Souvent je lui demande :

– Kâtia, de quoi vivras-tu quand tu auras gaspillé l’argent de ton père ?

– Alors, je verrai, répond-elle.

– Cet argent, mon amie, mérite plus d’égards. Il a été gagné par un brave homme, par un travail honnête.

– Vous me l’avez déjà dit, je le sais.

D’abord, nous longeons le champ, puis nous sommes dans la forêt de pins que l’on voit de ma fenêtre. La nature me semble toujours belle, bien que le diable me souffle que ces sapins et pins, que les oiseaux, et que ces nuages blancs ne remarqueront pas mon absence dans trois ou quatre mois, quand je mourrai. Kâtia aime à conduire son cheval et il m’est agréable qu’il fasse beau et que je sois près d’elle. Elle est de bonne humeur et ne dit pas de brusqueries.

– Vous êtes un très brave homme, Nicolas Stépânytch ; vous êtes un homme rare et il n’y a pas d’acteur qui saurait vous représenter sur la scène. Un mauvais acteur pourrait bien nous représenter, moi, ou, par exemple, Mikhaïl Fiôdorovitch, mais vous, personne. Et je vous envie en cela furieusement. Que signifié-je ?

Elle réfléchit une minute et me demande :

– Nicolas Stépânytch, je suis un phénomène négatif, n’est-ce pas ?

– Oui, lui réponds-je.

– Hum… Que faire ?

Que lui répondre ?… Il est facile de lui dire : Travaille, ou distribue ta fortune aux pauvres, ou connais-toi toi-même. Et, parce que tout cela est facile à dire, je ne sais que répondre.

Mes collègues, les thérapeutes, quand ils apprennent leur art, conseillent d’individualiser chaque cas particulier ; il faut entendre cela pour se convaincre que les moyens, recommandés dans les manuels comme les meilleurs pour la connaissance générale, ne valent absolument rien dans les cas concrets. Il en est de même dans les maladies morales.

Mais il faut répondre quelque chose et je dis :

– Tu as trop de temps libre, mon amie. Il faut absolument que tu t’occupes à quelque chose. Pourquoi, au fait, ne joues-tu plus, si c’est ta vocation ?

– Je ne puis pas.

– Tu as le ton et les manières d’une victime ; ça ne me plaît pas, mon amie. Tu es seule coupable. Souviens-toi ; tu as commencé à t’insurger contre les gens et les règles ; mais tu n’as rien fait pour les rendre meilleurs.
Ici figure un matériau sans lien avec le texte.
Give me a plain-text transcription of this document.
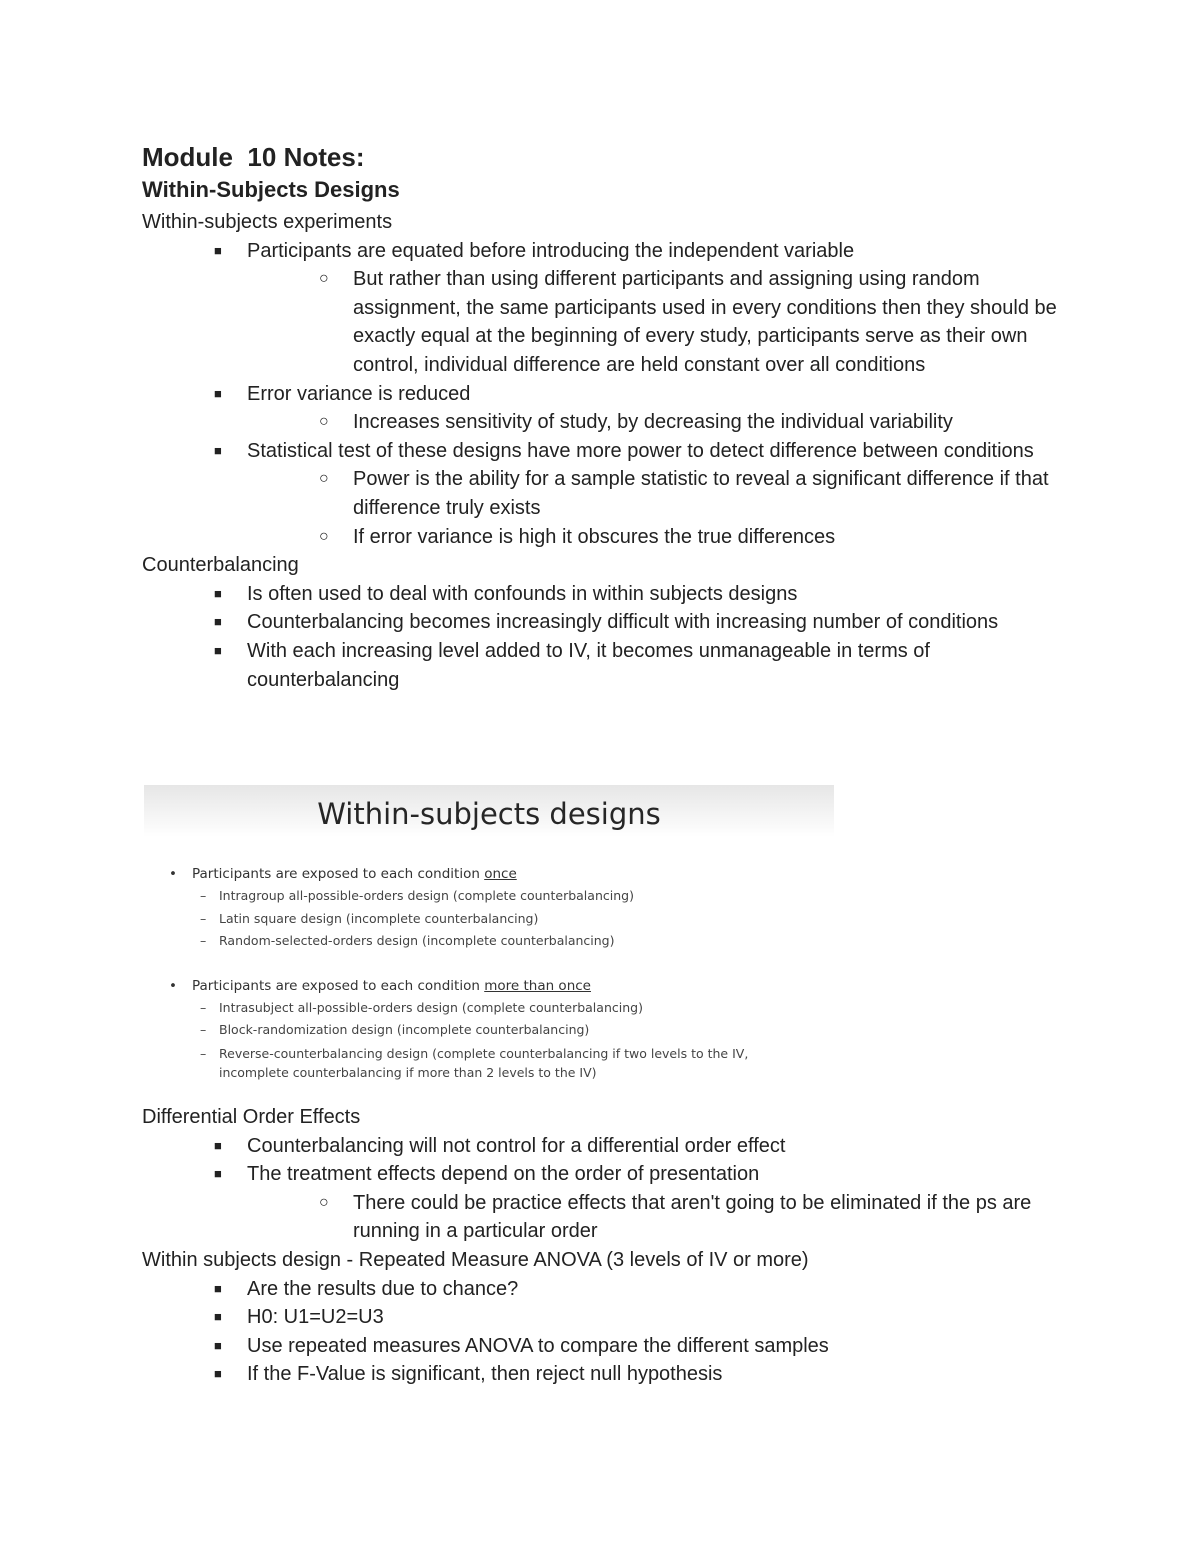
Module  10 Notes:
Within-Subjects Designs

Within-subjects experiments

■ Participants are equated before introducing the independent variable
○ But rather than using different participants and assigning using random assignment, the same participants used in every conditions then they should be exactly equal at the beginning of every study, participants serve as their own control, individual difference are held constant over all conditions
■ Error variance is reduced
○ Increases sensitivity of study, by decreasing the individual variability
■ Statistical test of these designs have more power to detect difference between conditions
○ Power is the ability for a sample statistic to reveal a significant difference if that difference truly exists
○ If error variance is high it obscures the true differences

Counterbalancing

■ Is often used to deal with confounds in within subjects designs
■ Counterbalancing becomes increasingly difficult with increasing number of conditions
■ With each increasing level added to IV, it becomes unmanageable in terms of counterbalancing
Within-subjects designs
• Participants are exposed to each condition once
– Intragroup all-possible-orders design (complete counterbalancing)
– Latin square design (incomplete counterbalancing)
– Random-selected-orders design (incomplete counterbalancing)
• Participants are exposed to each condition more than once
– Intrasubject all-possible-orders design (complete counterbalancing)
– Block-randomization design (incomplete counterbalancing)
– Reverse-counterbalancing design (complete counterbalancing if two levels to the IV, incomplete counterbalancing if more than 2 levels to the IV)

Differential Order Effects

■ Counterbalancing will not control for a differential order effect
■ The treatment effects depend on the order of presentation
○ There could be practice effects that aren't going to be eliminated if the ps are running in a particular order

Within subjects design - Repeated Measure ANOVA (3 levels of IV or more)

■ Are the results due to chance?
■ H0: U1=U2=U3
■ Use repeated measures ANOVA to compare the different samples
■ If the F-Value is significant, then reject null hypothesis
Tu n’as pas lutté contre le mal. Tu t’es dégoûtée tout de suite et tu es une victime, non de la lutte, mais de ton impuissance. Tu étais alors, sans doute, jeune, inexpérimentée ; mais, à présent, tout peut changer. Vraiment essaie ! Tu peineras, serviras l’art sacré…
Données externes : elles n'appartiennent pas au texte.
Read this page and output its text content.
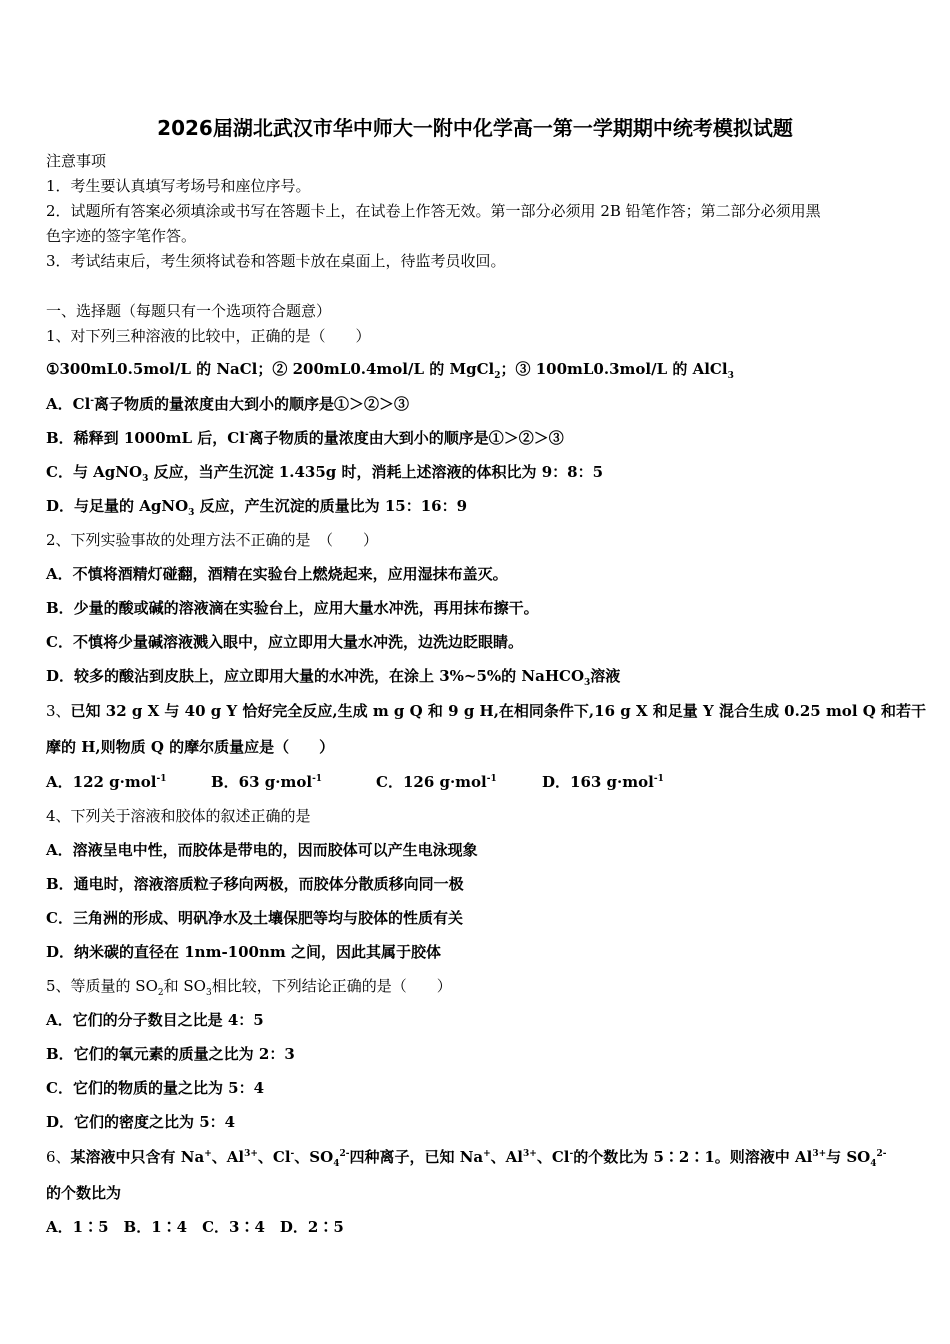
2026届湖北武汉市华中师大一附中化学高一第一学期期中统考模拟试题
注意事项
1．考生要认真填写考场号和座位序号。
2．试题所有答案必须填涂或书写在答题卡上，在试卷上作答无效。第一部分必须用 2B 铅笔作答；第二部分必须用黑
色字迹的签字笔作答。
3．考试结束后，考生须将试卷和答题卡放在桌面上，待监考员收回。
一、选择题（每题只有一个选项符合题意）
1、对下列三种溶液的比较中，正确的是（　　）
①300mL0.5mol/L 的 NaCl；② 200mL0.4mol/L 的 MgCl$_2$；③ 100mL0.3mol/L 的 AlCl$_3$
A．Cl-离子物质的量浓度由大到小的顺序是①＞②＞③
B．稀释到 1000mL 后，Cl-离子物质的量浓度由大到小的顺序是①＞②＞③
C．与 AgNO$_3$ 反应，当产生沉淀 1.435g 时，消耗上述溶液的体积比为 9：8：5
D．与足量的 AgNO$_3$ 反应，产生沉淀的质量比为 15：16：9
2、下列实验事故的处理方法不正确的是　（　　）
A．不慎将酒精灯碰翻，酒精在实验台上燃烧起来，应用湿抹布盖灭。
B．少量的酸或碱的溶液滴在实验台上，应用大量水冲洗，再用抹布擦干。
C．不慎将少量碱溶液溅入眼中，应立即用大量水冲洗，边洗边眨眼睛。
D．较多的酸沾到皮肤上，应立即用大量的水冲洗，在涂上 3%~5%的 NaHCO$_3$溶液
3、已知 32 g X 与 40 g Y 恰好完全反应,生成 m g Q 和 9 g H,在相同条件下,16 g X 和足量 Y 混合生成 0.25 mol Q 和若干
摩的 H,则物质 Q 的摩尔质量应是（　　）
A．122 g·mol$^{-1}$	B．63 g·mol$^{-1}$	C．126 g·mol$^{-1}$	D．163 g·mol$^{-1}$
4、下列关于溶液和胶体的叙述正确的是
A．溶液呈电中性，而胶体是带电的，因而胶体可以产生电泳现象
B．通电时，溶液溶质粒子移向两极，而胶体分散质移向同一极
C．三角洲的形成、明矾净水及土壤保肥等均与胶体的性质有关
D．纳米碳的直径在 1nm-100nm 之间，因此其属于胶体
5、等质量的 $SO_2$和 $SO_3$相比较，下列结论正确的是（　　）
A．它们的分子数目之比是 4：5
B．它们的氧元素的质量之比为 2：3
C．它们的物质的量之比为 5：4
D．它们的密度之比为 5：4
6、某溶液中只含有 Na+、$Al^{3+}$、Cl-、$SO_4^{2-}$四种离子，已知 Na+、$Al^{3+}$、Cl-的个数比为 5∶2∶1。则溶液中 $Al^{3+}$与 $SO_4^{2-}$
的个数比为
A．1∶5　B．1∶4　C．3∶4　D．2∶5
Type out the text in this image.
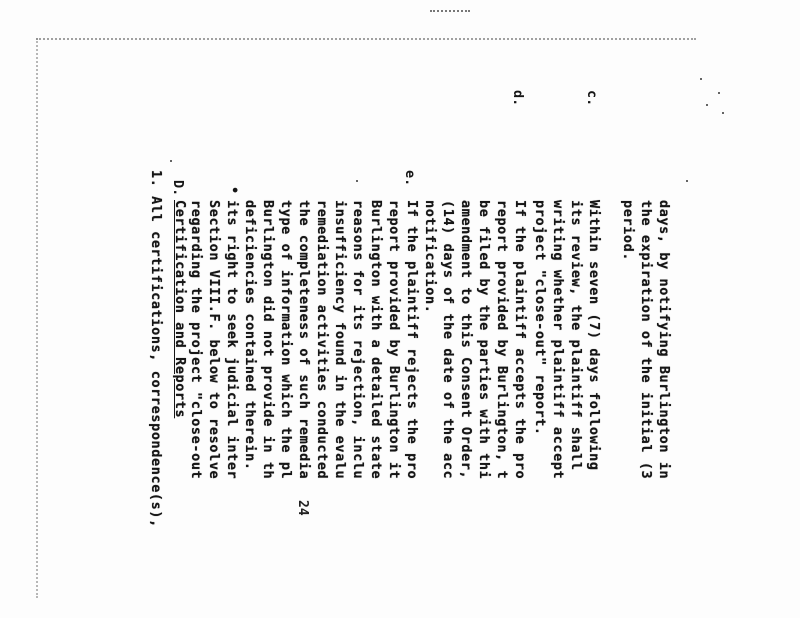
days, by notifying Burlington in
the expiration of the initial (3
period.
c.
Within seven (7) days following
its review, the plaintiff shall
writing whether plaintiff accept
project "close-out" report.
d.
If the plaintiff accepts the pro
report provided by Burlington, t
be filed by the parties with thi
amendment to this Consent Order,
(14) days of the date of the acc
notification.
e.
If the plaintiff rejects the pro
report provided by Burlington it
Burlington with a detailed state
reasons for its rejection, inclu
insufficiency found in the evalu
remediation activities conducted
the completeness of such remedia
type of information which the pl
Burlington did not provide in th
deficiencies contained therein.
•
its right to seek judicial inter
Section VIII.F. below to resolve
regarding the project "close-out
D.
Certification and Reports
1. All certifications, correspondence(s),	24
– N’usez pas de ruse, Nicolas Stépânytch, m’interrompt-elle. Convenons d’une chose une fois pour toutes : nous parlerons d’acteurs, d’actrices, d’écrivains, mais nous laisserons l’art en repos. Vous êtes un brave homme, un homme rare, mais vous ne comprenez pas suffisamment l’art pour le considérer, en conscience, comme sacré. Vous n’en avez ni la science, ni le sentiment. Vous avez été occupé toute votre vie et n’avez pas eu le temps de les acquérir. En général, je n’aime pas ces conversations sur l’art, continue-t-elle nerveusement. On l’a rendu si trivial que je vous prie de n’en plus parler.